A Reliable Clinical Decision Support System for Posttraumatic Stress Disorder Using Functional Magnetic Resonance Imaging Data
In recent years, there has been an upsurge in artificial intelligence (AI) systems. These systems, along with efficient performance and predictability, also need to incorporate the power of explainability and interpretability. This can significantly aid clinical decision support by providing explainable predictions to assist clinicians. Explainability generally involves uncovering key input features important for classification. However, characterizing the uncertainty underlying the decisions of the AI system is an important aspect needed for interpreting the decisions. This is especially important in clinical decision support systems, given considerations of medical ethics such as nonmaleficence and beneficence. In this study, we develop methods for characterizing the decision certainty of machine learning (ML)-based clinical decision support systems.
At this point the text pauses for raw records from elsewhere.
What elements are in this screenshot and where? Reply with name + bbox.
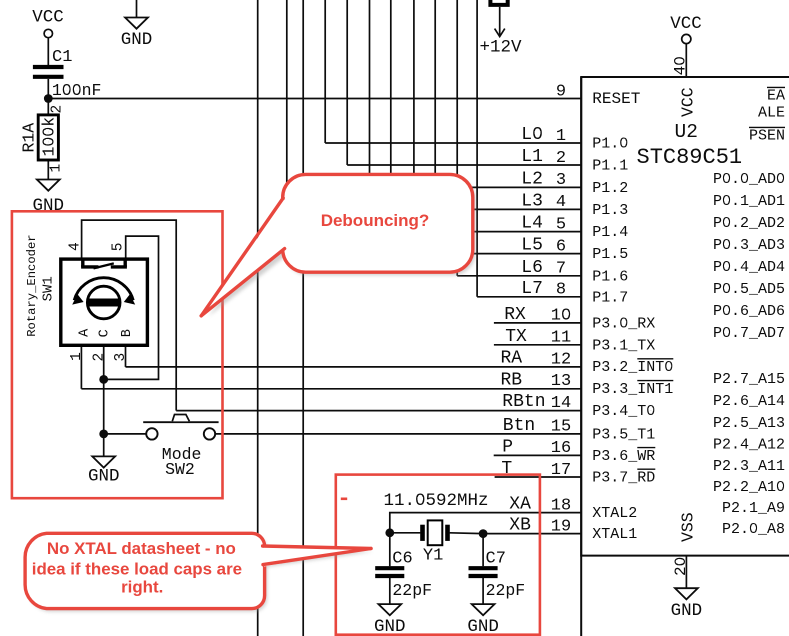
svg-text:3: 3 xyxy=(113,353,129,362)
svg-text:P0.6_AD6: P0.6_AD6 xyxy=(713,303,785,320)
svg-text:P3.1_TX: P3.1_TX xyxy=(592,337,655,354)
svg-text:R1A: R1A xyxy=(20,123,39,153)
svg-text:11.0592MHz: 11.0592MHz xyxy=(384,491,489,511)
U2 pin 11 P3.1_TX xyxy=(551,329,656,355)
ground GND below C7 xyxy=(467,604,499,636)
svg-text:B: B xyxy=(120,329,135,337)
svg-text:VCC: VCC xyxy=(32,8,64,28)
wire net TX to U2 xyxy=(494,344,581,346)
U2 pin 9 RESET xyxy=(556,82,640,108)
svg-text:P1.5: P1.5 xyxy=(592,246,628,263)
svg-text:1: 1 xyxy=(69,352,85,361)
callout bubble Debouncing? xyxy=(201,174,475,316)
wire net P / off-page vertical wire xyxy=(302,0,304,636)
rotary encoder SW1 xyxy=(25,234,148,361)
wire net L1 vertical wire xyxy=(346,0,348,165)
wire C7 to GND xyxy=(482,578,484,604)
svg-text:VCC: VCC xyxy=(679,87,698,117)
U2 right pin P2.4_A12 xyxy=(713,436,785,453)
svg-text:C7: C7 xyxy=(486,549,506,568)
wire unterminated vertical wire (hidden behind callout) xyxy=(286,0,288,205)
wire net L0 to U2 xyxy=(325,142,581,144)
svg-text:U2: U2 xyxy=(675,121,698,143)
annotation box around rotary encoder xyxy=(12,211,223,498)
wire R1A to GND xyxy=(47,160,49,180)
U2 right pin EA xyxy=(767,87,785,104)
U2 pin 18 XTAL2 xyxy=(551,496,638,522)
wire XA junction to C6 xyxy=(389,533,391,566)
wire C6 to GND xyxy=(389,578,391,604)
svg-text:RBtn: RBtn xyxy=(502,392,545,412)
svg-text:GND: GND xyxy=(121,30,153,50)
svg-text:40: 40 xyxy=(672,56,690,75)
ground GND below R1A xyxy=(33,180,65,217)
svg-text:RA: RA xyxy=(501,349,523,369)
U2 pin 13 P3.3_INT1 xyxy=(551,372,674,398)
svg-text:C6: C6 xyxy=(392,549,412,568)
svg-text:P0.2_AD2: P0.2_AD2 xyxy=(713,215,785,232)
op-amp U2 STC89C51 microcontroller body xyxy=(581,56,789,636)
annotation dash mark xyxy=(341,497,347,500)
connector J (cut off at top) xyxy=(490,0,507,5)
svg-text:TX: TX xyxy=(505,327,527,347)
U2 pin 10 P3.0_RX xyxy=(551,307,656,333)
svg-text:4: 4 xyxy=(68,242,84,251)
wire net L4 vertical wire xyxy=(413,0,415,232)
U2 pin 14 P3.4_T0 xyxy=(551,394,656,420)
svg-text:P3.3_INT1: P3.3_INT1 xyxy=(592,381,673,398)
U2 right pin P0.7_AD7 xyxy=(713,325,785,342)
U2 pin 4 P1.3 xyxy=(556,193,628,219)
wire net L0 vertical wire xyxy=(324,0,326,143)
svg-text:L6: L6 xyxy=(521,258,543,278)
U2 right pin P0.1_AD1 xyxy=(713,193,785,210)
U2 pin 19 XTAL1 xyxy=(551,517,638,543)
power +12V arrow xyxy=(479,29,522,58)
wire SW1 pin 5 to GND junction xyxy=(104,236,159,379)
svg-text:P2.2_A10: P2.2_A10 xyxy=(713,479,785,496)
svg-text:11: 11 xyxy=(551,329,571,348)
svg-text:P2.7_A15: P2.7_A15 xyxy=(713,371,785,388)
U2 right pin P2.1_A9 xyxy=(722,500,785,517)
svg-text:22pF: 22pF xyxy=(486,581,526,600)
wire net Btn from SW2 pin 2 to U2 pin 15 xyxy=(215,433,581,435)
svg-text:P0.5_AD5: P0.5_AD5 xyxy=(713,281,785,298)
U2 right pin P2.2_A10 xyxy=(713,479,785,496)
svg-text:22pF: 22pF xyxy=(392,581,432,600)
svg-text:Btn: Btn xyxy=(503,416,535,436)
svg-text:19: 19 xyxy=(551,517,571,536)
U2 right pin P0.5_AD5 xyxy=(713,281,785,298)
svg-text:14: 14 xyxy=(551,394,571,413)
wire net XA from crystal to U2 pin 18 xyxy=(390,513,581,533)
svg-text:P0.4_AD4: P0.4_AD4 xyxy=(713,259,785,276)
svg-text:17: 17 xyxy=(551,461,571,480)
svg-text:P0.0_AD0: P0.0_AD0 xyxy=(713,171,785,188)
svg-text:2: 2 xyxy=(91,353,107,362)
svg-text:P1.3: P1.3 xyxy=(592,202,628,219)
svg-text:idea if these load caps are: idea if these load caps are xyxy=(32,560,242,579)
svg-text:SW1: SW1 xyxy=(41,276,57,301)
svg-text:XB: XB xyxy=(509,516,531,536)
wire net RX to U2 xyxy=(494,322,581,324)
wire net RBtn from SW1 pin 4 to U2 pin 14 xyxy=(82,220,177,411)
annotation box around crystal circuit xyxy=(336,475,540,635)
svg-text:STC89C51: STC89C51 xyxy=(637,145,743,170)
wire net L5 to U2 xyxy=(435,253,581,255)
U2 pin 16 P3.6_WR xyxy=(551,439,656,465)
U2 right pin P0.2_AD2 xyxy=(713,215,785,232)
svg-text:L3: L3 xyxy=(521,191,543,211)
svg-text:No XTAL datasheet - no: No XTAL datasheet - no xyxy=(47,539,236,558)
svg-text:XTAL1: XTAL1 xyxy=(592,526,637,543)
svg-text:15: 15 xyxy=(551,418,571,437)
svg-text:PSEN: PSEN xyxy=(749,128,785,145)
svg-text:P3.5_T1: P3.5_T1 xyxy=(592,427,655,444)
svg-text:100k: 100k xyxy=(39,117,58,157)
svg-text:6: 6 xyxy=(556,237,566,256)
wire net L2 to U2 xyxy=(370,186,582,188)
wire RESET net from C1 junction to U2 pin 9 xyxy=(48,98,581,100)
svg-text:8: 8 xyxy=(556,281,566,300)
svg-text:P1.2: P1.2 xyxy=(592,180,628,197)
svg-text:P3.6_WR: P3.6_WR xyxy=(592,448,655,465)
junction XA/Y1/C6 xyxy=(385,528,394,537)
svg-text:P2.3_A11: P2.3_A11 xyxy=(713,458,785,475)
svg-text:GND: GND xyxy=(88,467,120,487)
svg-text:T: T xyxy=(501,459,512,479)
ground GND below C6 xyxy=(374,604,406,636)
svg-text:L0: L0 xyxy=(521,125,543,145)
ground GND top center xyxy=(121,18,153,51)
wire SW1 pin 2 to GND xyxy=(103,347,105,456)
svg-text:+12V: +12V xyxy=(479,38,522,58)
svg-text:RESET: RESET xyxy=(592,90,640,108)
junction SW1 GND/SW2 xyxy=(99,430,108,439)
U2 right pin P0.0_AD0 xyxy=(713,171,785,188)
svg-text:L1: L1 xyxy=(521,147,543,167)
svg-text:9: 9 xyxy=(556,82,566,101)
capacitor C7 22pF xyxy=(469,549,526,600)
U2 pin 5 P1.4 xyxy=(556,215,628,241)
U2 right pin P2.3_A11 xyxy=(713,458,785,475)
wire net L1 to U2 xyxy=(347,164,581,166)
svg-text:13: 13 xyxy=(551,372,571,391)
svg-text:P3.0_RX: P3.0_RX xyxy=(592,316,655,333)
svg-text:VCC: VCC xyxy=(670,14,702,34)
svg-text:C: C xyxy=(97,329,112,337)
wire net L3 to U2 xyxy=(391,208,581,210)
svg-text:GND: GND xyxy=(671,601,703,621)
junction SW1 pin2/pin5 xyxy=(99,375,108,384)
svg-text:Y1: Y1 xyxy=(423,546,443,565)
svg-text:P2.4_A12: P2.4_A12 xyxy=(713,436,785,453)
U2 right pin P2.6_A14 xyxy=(713,393,785,410)
svg-text:P3.2_INT0: P3.2_INT0 xyxy=(592,359,673,376)
svg-text:GND: GND xyxy=(374,617,406,636)
push switch SW2 Mode xyxy=(143,415,218,480)
svg-text:P0.3_AD3: P0.3_AD3 xyxy=(713,237,785,254)
svg-text:7: 7 xyxy=(556,260,566,279)
U2 pin 7 P1.6 xyxy=(556,260,628,286)
svg-text:5: 5 xyxy=(110,243,126,252)
svg-text:5: 5 xyxy=(556,215,566,234)
svg-text:RB: RB xyxy=(501,370,523,390)
power VCC (top left) xyxy=(32,8,64,38)
U2 right pin P2.7_A15 xyxy=(713,371,785,388)
U2 pin 8 P1.7 xyxy=(556,281,628,307)
svg-text:18: 18 xyxy=(551,496,571,515)
svg-text:P0.1_AD1: P0.1_AD1 xyxy=(713,193,785,210)
wire connector J to +12V symbol xyxy=(499,7,501,36)
wire Y1 to crystal right xyxy=(450,532,484,535)
wire net RA from SW1 pin 3 to U2 pin 12 xyxy=(126,366,582,368)
U2 pin 15 P3.5_T1 xyxy=(551,418,656,444)
svg-text:4: 4 xyxy=(556,193,566,212)
U2 right pin P2.5_A13 xyxy=(713,415,785,432)
svg-text:3: 3 xyxy=(556,171,566,190)
svg-text:P1.0: P1.0 xyxy=(592,136,628,153)
U2 right pin ALE xyxy=(758,105,785,122)
svg-text:12: 12 xyxy=(551,350,571,369)
svg-text:right.: right. xyxy=(121,578,163,597)
ground GND below U2 VSS xyxy=(671,588,703,621)
svg-text:P2.6_A14: P2.6_A14 xyxy=(713,393,785,410)
U2 pin 12 P3.2_INT0 xyxy=(551,350,674,376)
U2 pin 1 P1.0 xyxy=(556,127,628,153)
svg-text:L5: L5 xyxy=(521,236,543,256)
svg-text:L2: L2 xyxy=(521,169,543,189)
crystal Y1 11.0592MHz xyxy=(384,491,489,566)
svg-text:XA: XA xyxy=(509,495,531,515)
svg-text:XTAL2: XTAL2 xyxy=(592,505,637,522)
SW1 top notch with shaft push switch xyxy=(81,259,84,267)
wire net L6 to U2 xyxy=(457,275,581,277)
U2 pin 3 P1.2 xyxy=(556,171,628,197)
U2 right pin P0.4_AD4 xyxy=(713,259,785,276)
wire net L7 vertical wire xyxy=(476,0,478,297)
wire crystal left to Y1 xyxy=(390,532,421,534)
svg-text:RX: RX xyxy=(504,305,526,325)
wire net L7 to U2 xyxy=(477,296,581,298)
U2 right pin PSEN xyxy=(749,127,785,144)
svg-text:GND: GND xyxy=(467,617,499,636)
svg-text:P2.0_A8: P2.0_A8 xyxy=(722,521,785,538)
U2 right pin P0.6_AD6 xyxy=(713,303,785,320)
wire GND junction to SW2 pin 1 xyxy=(104,433,147,435)
svg-text:P1.1: P1.1 xyxy=(592,158,628,175)
svg-text:P2.5_A13: P2.5_A13 xyxy=(713,415,785,432)
wire net L6 vertical wire xyxy=(456,0,458,276)
svg-text:2: 2 xyxy=(50,105,66,114)
svg-text:2: 2 xyxy=(556,149,566,168)
svg-text:VSS: VSS xyxy=(679,512,698,542)
U2 pin 17 P3.7_RD xyxy=(551,461,656,487)
svg-text:EA: EA xyxy=(767,88,785,105)
SW1 rotation arc arrow xyxy=(74,278,133,300)
svg-text:P3.4_T0: P3.4_T0 xyxy=(592,403,655,420)
svg-text:P1.4: P1.4 xyxy=(592,224,628,241)
wire net L3 vertical wire xyxy=(390,0,392,209)
wire top GND stub xyxy=(136,0,138,18)
svg-text:SW2: SW2 xyxy=(165,460,195,479)
svg-text:20: 20 xyxy=(672,557,690,576)
wire net RB from SW1 pin 1 to U2 pin 13 xyxy=(81,388,581,390)
junction RESET/C1/R1A xyxy=(44,94,53,103)
capacitor C6 22pF xyxy=(375,549,432,600)
svg-text:P: P xyxy=(502,437,513,457)
wire net P to U2 xyxy=(494,454,582,456)
U2 pin 6 P1.5 xyxy=(556,237,628,263)
svg-text:L7: L7 xyxy=(521,279,543,299)
svg-text:L4: L4 xyxy=(521,214,543,234)
resistor R1A 100k xyxy=(20,105,66,173)
svg-text:GND: GND xyxy=(33,196,65,216)
wire VCC to U2 pin 40 xyxy=(685,44,687,77)
svg-text:P1.6: P1.6 xyxy=(592,268,628,285)
svg-text:P0.7_AD7: P0.7_AD7 xyxy=(713,325,785,342)
capacitor C1 xyxy=(33,48,102,100)
wire C1 to junction / R1A xyxy=(47,79,49,115)
ground GND below SW1 xyxy=(88,456,120,486)
svg-text:ALE: ALE xyxy=(758,105,785,122)
wire net T / off-page vertical wire xyxy=(257,0,259,636)
wire XB junction to C7 xyxy=(482,534,484,567)
svg-text:10: 10 xyxy=(551,307,571,326)
wire net XB from crystal to U2 pin 19 xyxy=(483,533,581,535)
wire net L2 vertical wire xyxy=(369,0,371,187)
svg-text:C1: C1 xyxy=(52,48,72,67)
wire VCC to C1 xyxy=(47,38,49,65)
power VCC (at U2 pin 40) xyxy=(670,14,702,44)
callout bubble No XTAL datasheet xyxy=(25,533,373,611)
wire net L4 to U2 xyxy=(414,231,581,233)
svg-text:Debouncing?: Debouncing? xyxy=(321,211,430,230)
svg-text:1: 1 xyxy=(49,164,65,173)
svg-text:A: A xyxy=(78,328,93,337)
svg-text:P1.7: P1.7 xyxy=(592,289,628,306)
U2 right pin P2.0_A8 xyxy=(722,521,785,538)
SW1 rotor circle with slot xyxy=(87,286,120,319)
junction XB/Y1/C7 xyxy=(479,529,488,538)
svg-text:P3.7_RD: P3.7_RD xyxy=(592,470,655,487)
U2 pin 2 P1.1 xyxy=(556,149,628,175)
svg-text:Rotary_Encoder: Rotary_Encoder xyxy=(25,234,39,336)
wire net T to U2 xyxy=(495,476,582,478)
U2 right pin P0.3_AD3 xyxy=(713,237,785,254)
wire net L5 vertical wire xyxy=(434,0,436,254)
svg-text:16: 16 xyxy=(551,439,571,458)
wire U2 pin 20 VSS to GND xyxy=(685,556,687,589)
svg-text:P2.1_A9: P2.1_A9 xyxy=(722,500,785,517)
svg-text:1: 1 xyxy=(556,127,566,146)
As an illustrative example, we introduce a framework for ML-based posttraumatic stress disorder (PTSD) diagnostic classification that classifies the subjects into pure and mixed classes. Accordingly, a clinician can have very high confidence (
$\geq$
95% probability) about the diagnosis of a subject in a pure PTSD or combat control class. Remaining sample points for which the AI classification tool does not have very high confidence (
$<$
95% probability) are grouped into a mixed class. Such a scheme will address ethical considerations of nonmaleficence and beneficence since the clinicians can use the AI system to identify those subjects whose diagnosis has a very high degree of confidence (and proceed with treatment accordingly), and refer those in the uncertain/mixed group to further tests. This is a novel approach, in contrast to the existing framework which aims to maximize classification.